On November 22, 2016, an Mw 6.9 shallow normal-faulting earthquake occurred within the overriding plate off Fukushima Prefecture (12 km, GCMT). Although tsunamis associated with this event have been reported, they are observed only at the landward from the source and thus there might be a difficulty in constraining the tsunami source, in particular for its offshore side. In response to the 2011 Tohoku earthquake, a new offshore observation network, S-net, has been developed off eastern Japan (Aoi et al., 2020), and the S-net ocean-bottom pressure gauges (OBPs) clearly observed the tsunamis. Because the S-net station coverage is significantly high and some of them are located very close to the source, the constraint of the source of the Off-Fukushima earthquake will be significantly improved. We thus analyze the S-net OBP data to estimate the high-resolution fault model of the Off-Fukushima earthquake.
After processing the data, pulsive tsunamis with maximum amplitudes up to ~40 cm were recognized. We then estimated the tsunami source, with careful analysis to reduce the influence due to the instrumental noises related to the step and drift signals (Kubota et al., 2020JpGU). We obtained the tsunami source with one large subsidence region, which had narrower spatial extent and larger peak displacement than those previously proposed. We calculated the tsunami waveforms at the NOWPHAS near-coastal GPS buoys and wave gauges, which reproduced the observation very well even though they were not used for the inversion. This indicates that the S-net data dramatically improve the spatial constraint of the source.
We also estimated the slip distribution on the fault from the S-net OBP data. The main slip was concentrated in a region of ~30 km× ~20 km with average and maximum slips of ~300 cm and ~600 cm, respectively (Mw 7.1). Based on the shear stress change distribution on the fault from this fault model, we obtained an energy-based, or slip-weighted averaged, stress drop Δσ_E (Noda et al. 2013) of ~14 MPa on the main slip area.

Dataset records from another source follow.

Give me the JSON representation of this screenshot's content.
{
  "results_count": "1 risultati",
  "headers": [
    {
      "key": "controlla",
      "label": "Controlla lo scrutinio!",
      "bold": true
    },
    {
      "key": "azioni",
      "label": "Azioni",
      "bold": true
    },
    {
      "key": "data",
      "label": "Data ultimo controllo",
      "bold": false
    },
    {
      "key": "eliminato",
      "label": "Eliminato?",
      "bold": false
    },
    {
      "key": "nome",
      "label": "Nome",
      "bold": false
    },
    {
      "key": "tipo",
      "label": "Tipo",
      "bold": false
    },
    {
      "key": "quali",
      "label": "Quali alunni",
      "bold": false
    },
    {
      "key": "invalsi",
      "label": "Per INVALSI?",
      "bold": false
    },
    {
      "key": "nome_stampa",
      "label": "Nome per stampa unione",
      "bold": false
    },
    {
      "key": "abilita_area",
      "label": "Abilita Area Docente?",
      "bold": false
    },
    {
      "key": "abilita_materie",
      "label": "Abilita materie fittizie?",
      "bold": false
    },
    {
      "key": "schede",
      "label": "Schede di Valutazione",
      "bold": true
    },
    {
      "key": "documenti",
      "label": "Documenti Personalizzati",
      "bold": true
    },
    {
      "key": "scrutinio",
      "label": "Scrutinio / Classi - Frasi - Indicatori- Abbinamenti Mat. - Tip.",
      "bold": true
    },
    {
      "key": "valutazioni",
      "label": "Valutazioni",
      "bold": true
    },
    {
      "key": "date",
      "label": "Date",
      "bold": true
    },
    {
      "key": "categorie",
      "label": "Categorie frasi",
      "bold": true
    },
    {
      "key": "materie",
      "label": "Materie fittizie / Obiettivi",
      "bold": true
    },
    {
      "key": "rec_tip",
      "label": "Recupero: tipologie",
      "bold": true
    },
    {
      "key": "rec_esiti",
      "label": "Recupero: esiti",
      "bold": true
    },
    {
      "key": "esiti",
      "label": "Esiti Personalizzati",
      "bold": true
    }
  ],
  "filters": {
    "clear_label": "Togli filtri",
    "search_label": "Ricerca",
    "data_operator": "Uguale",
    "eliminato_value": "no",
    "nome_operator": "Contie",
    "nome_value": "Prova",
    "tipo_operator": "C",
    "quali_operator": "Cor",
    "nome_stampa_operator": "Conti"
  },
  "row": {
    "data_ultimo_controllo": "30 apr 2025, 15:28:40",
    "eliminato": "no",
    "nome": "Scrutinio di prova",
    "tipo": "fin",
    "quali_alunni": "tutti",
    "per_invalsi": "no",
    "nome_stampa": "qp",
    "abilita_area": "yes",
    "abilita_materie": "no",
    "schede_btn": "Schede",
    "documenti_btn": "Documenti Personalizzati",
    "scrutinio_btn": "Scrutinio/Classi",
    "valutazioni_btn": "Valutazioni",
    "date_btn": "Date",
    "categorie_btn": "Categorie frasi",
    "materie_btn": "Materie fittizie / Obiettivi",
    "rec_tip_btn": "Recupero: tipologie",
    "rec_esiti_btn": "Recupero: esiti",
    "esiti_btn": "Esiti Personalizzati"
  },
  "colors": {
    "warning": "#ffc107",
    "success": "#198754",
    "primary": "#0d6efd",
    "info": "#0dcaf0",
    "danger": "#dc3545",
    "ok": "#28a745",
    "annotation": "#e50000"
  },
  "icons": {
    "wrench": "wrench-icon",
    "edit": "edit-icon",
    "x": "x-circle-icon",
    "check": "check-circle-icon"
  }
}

It has been reported that the normal-faulting seismicity within the overriding plate increased after the Tohoku earthquake, while reverse-faulting seismicity due to the horizontal compression by the subducting plate was dominant before (e.g., Terakawa & Matsu’ura, 2010; Asano et al., 2011), and this change can be attributed to the switch of the stress regime from horizontal compression to extension due to the stress perturbation by the Tohoku earthquake (e.g., Hasegawa et al., 2012). Based on this interpretation, the deviatoric stress around this region is considered to mostly correspond to the static stress change by the Tohoku earthquake. However, the shear stress increase along the fault plane of the Off-Fukushima earthquake, by the Tohoku earthquake (Iinuma et al., 2012) is only ~2 MPa, which is significantly smaller than the stress drop inferred from the fault model. This shortage of the shear stress increase may suggest the deviatoric stress is locally large around the focal area. One probable interpretation is the local extensional stress is fundamentally developed at the shallowest surface of the plate around this region, probably related to its bending due to the force by the subducting oceanic plate (Hashimoto and Matsu'ura, 2006). This horizontal extensional stress may not exceed the crustal strength before the Tohoku earthquake, but the stress perturbation by the Tohoku earthquake enhanced the extensional stress to provoke the normal-faulting seismicity. This study demonstrated that the use of the higher-coverage S-net OBP data will significantly contributes to improving the constraint of the fault modeling of the offshore earthquakes, which could not be achieved in the past when the S-net was not available. We expect that the S-net wide and dense OBP network will advance our understandings for ocean bottom seismology.